« Si vous ne pouvez pas tuer ce que vous aimez, devenez-en les meilleures amies. »
Je pénètre dans le hangar sur Katazyrna avec une démarche de mourante, et peut-être en suis-je une. Je pince ma combinaison, qui se dissout autour de moi. J’inspire de l’air frais, tiède.
J’ai peur de faire une fausse couche et de perdre le monde que j’ai en moi. Il fallait que je vienne ici, car non seulement je connais toujours mieux Katazyrna que la Mokshi, mais sans le bras, la Mokshi me tuera. Je peux piéger Rasida, ici. Peut-être pas facilement, mais avec de bien meilleures chances que sur Bhavaja. On est plus près de la Mokshi. Plus près de Zan.
Je franchis non sans mal la porte intérieure du hangar, pistolet à céphalopodes brandi. Rasida n’aura pas été en mesure de les informer que je me suis échappée et que je suis recherchée, mais je ne ressemble pas à une Bhavaja. On me remarquera pour ce que je suis.
Je me dirige vers la cachette qu’utilisent toujours les sorcières en cas d’attaque du vaisseau. C’est de cette manière qu’elles ont survécu aussi longtemps quand tant d’autres ont perdu la vie. Si j’arrive à l’atteindre, je sais que j’aurai un endroit où me réfugier en attendant que Rasida me retrouve. J’ai le monde, elle, le bras. Peut-être même les sorcières m’aideront-elles. Les allégeances changent, quand les possibilités se réduisent comme peau de chagrin.
J’abats trois femmes sur le chemin de l’ombilical le plus proche. Mon champ de vision se réduit. Concentre-toi. Un pied. L’autre. La douleur m’accompagne en permanence. Je marche avec une lenteur pénible, comme une ivrogne, comme une mutante, comme une chose estropiée et défigurée. Je suis tout cela, maintenant, non ? Une espèce de furieux mélange de Katazyrna, de Bhavaja et de Mokshi. J’ai été blessée, maltraitée et changée par chacune d’elles. Je ne suis plus la même.
Je déniche l’emplacement dans la paroi, tire les cadavres de mes trois victimes au pied de celle-ci pour me permettre d’atteindre la fine croûte qui recouvre la charnière métallique de la porte. J’actionne le levier d’ouverture, me hisse à l’intérieur, referme derrière moi. Il fait noir, ça sent l’urine et le soufre. Je rampe pendant dix mille pas. Je le sais, parce que dans cette chaleur et cette obscurité, compter est le seul moyen que j’aie pour garder mon calme.
La salle du cœur où se cachent les sorcières est différente du cortex. Je ne sais pas à quoi elle sert, mais quand j’arrive sur la grille organique au-dessus, j’aperçois les sorcières à l’intérieur.

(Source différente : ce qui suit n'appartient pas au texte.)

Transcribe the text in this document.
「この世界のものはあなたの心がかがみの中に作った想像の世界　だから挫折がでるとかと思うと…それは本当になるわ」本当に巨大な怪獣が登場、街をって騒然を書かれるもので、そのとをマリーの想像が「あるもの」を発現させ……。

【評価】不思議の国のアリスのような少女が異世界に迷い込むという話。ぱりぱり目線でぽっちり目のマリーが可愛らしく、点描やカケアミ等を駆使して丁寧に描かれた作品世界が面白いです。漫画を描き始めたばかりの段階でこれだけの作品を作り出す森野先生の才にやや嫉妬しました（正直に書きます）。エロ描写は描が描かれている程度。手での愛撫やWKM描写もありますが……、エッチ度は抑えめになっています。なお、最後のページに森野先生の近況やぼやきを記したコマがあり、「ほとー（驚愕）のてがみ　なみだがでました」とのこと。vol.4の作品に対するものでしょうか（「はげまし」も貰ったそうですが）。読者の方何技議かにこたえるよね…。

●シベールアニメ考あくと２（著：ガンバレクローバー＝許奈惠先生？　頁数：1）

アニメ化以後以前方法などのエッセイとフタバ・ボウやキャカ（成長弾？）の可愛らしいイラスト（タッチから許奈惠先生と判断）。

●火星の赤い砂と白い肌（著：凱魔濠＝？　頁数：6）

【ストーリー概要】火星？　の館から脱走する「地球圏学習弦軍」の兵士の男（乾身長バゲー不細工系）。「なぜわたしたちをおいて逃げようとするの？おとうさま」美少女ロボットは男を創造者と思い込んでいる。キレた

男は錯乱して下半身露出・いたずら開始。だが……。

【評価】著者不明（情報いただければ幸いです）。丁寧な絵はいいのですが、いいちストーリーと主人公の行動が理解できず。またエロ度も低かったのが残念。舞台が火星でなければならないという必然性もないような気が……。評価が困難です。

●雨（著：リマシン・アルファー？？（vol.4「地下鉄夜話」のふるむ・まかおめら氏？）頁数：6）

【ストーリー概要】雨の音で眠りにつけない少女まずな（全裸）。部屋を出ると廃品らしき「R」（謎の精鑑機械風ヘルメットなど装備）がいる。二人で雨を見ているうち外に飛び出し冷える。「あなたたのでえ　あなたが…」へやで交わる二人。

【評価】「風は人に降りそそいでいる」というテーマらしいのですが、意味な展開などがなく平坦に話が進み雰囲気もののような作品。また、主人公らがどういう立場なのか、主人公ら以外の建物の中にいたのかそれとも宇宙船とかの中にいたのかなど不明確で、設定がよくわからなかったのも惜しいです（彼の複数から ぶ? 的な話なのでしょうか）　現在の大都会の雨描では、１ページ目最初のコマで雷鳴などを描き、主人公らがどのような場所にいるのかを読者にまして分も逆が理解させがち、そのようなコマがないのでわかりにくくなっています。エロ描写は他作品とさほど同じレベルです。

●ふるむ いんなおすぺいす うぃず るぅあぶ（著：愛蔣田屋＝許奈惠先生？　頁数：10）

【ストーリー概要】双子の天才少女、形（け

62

Installées sur la grande plateforme au milieu de la pièce, elles baragouinent entre elles dans une langue inconnue.
Elles lèvent les yeux vers moi quand je défonce la grille à coups de crosse.
La tête de gauche dit : « C’est stupide, comme position de dernier combat. »
Je me glisse dans l’ouverture, me laisse pendre un instant. Quand je lâche prise, je tombe lourdement sur le sol spongieux. Mains tendues, les sorcières se précipitent dans ma direction, mais je brandis de nouveau mon arme.
« Stupide, répète la tête de droite.
– Pas plus qu’une autre.
– Qu’est-ce que tu vas faire ? veut savoir celle de gauche.
– Attendre Rasida. » Un élancement dans mon ventre. Je grimace. Je ne veux pas accoucher de ce monde sur Katazyrna, mais si c’est ce qui est en train de se passer, soit. Au moins, j’aurais rempli ma part du marché dans ce long drame éprouvant. J’aimerais seulement que Zan sache à quel point j’ai été près de réussir. « J’ai besoin de son bras, expliqué-je. Du monde et du bras. Je vais rassembler les deux, même si c’est la dernière chose que je fais de ma vie.
– On est toutes détruites, dit la tête de droite.
– Je suis en train de le reconstruire. Vous n’avez jamais cru qu’on allait le faire, mais on le fait. Travailler avec d’autres mondes est le seul moyen de sauver la Légion. »
La tête de droite va pour répliquer encore, mais celle de gauche la devance : « Il y a eu trop de morts.
– Si tu veux que Seigneure Bhavaja vienne ici, dit la tête de droite, il faut qu’on fasse savoir où on est.
– Allez-y. »
Les parois s’illuminent : rouge nébuleux, volutes bleues. Je prépare mon dernier combat.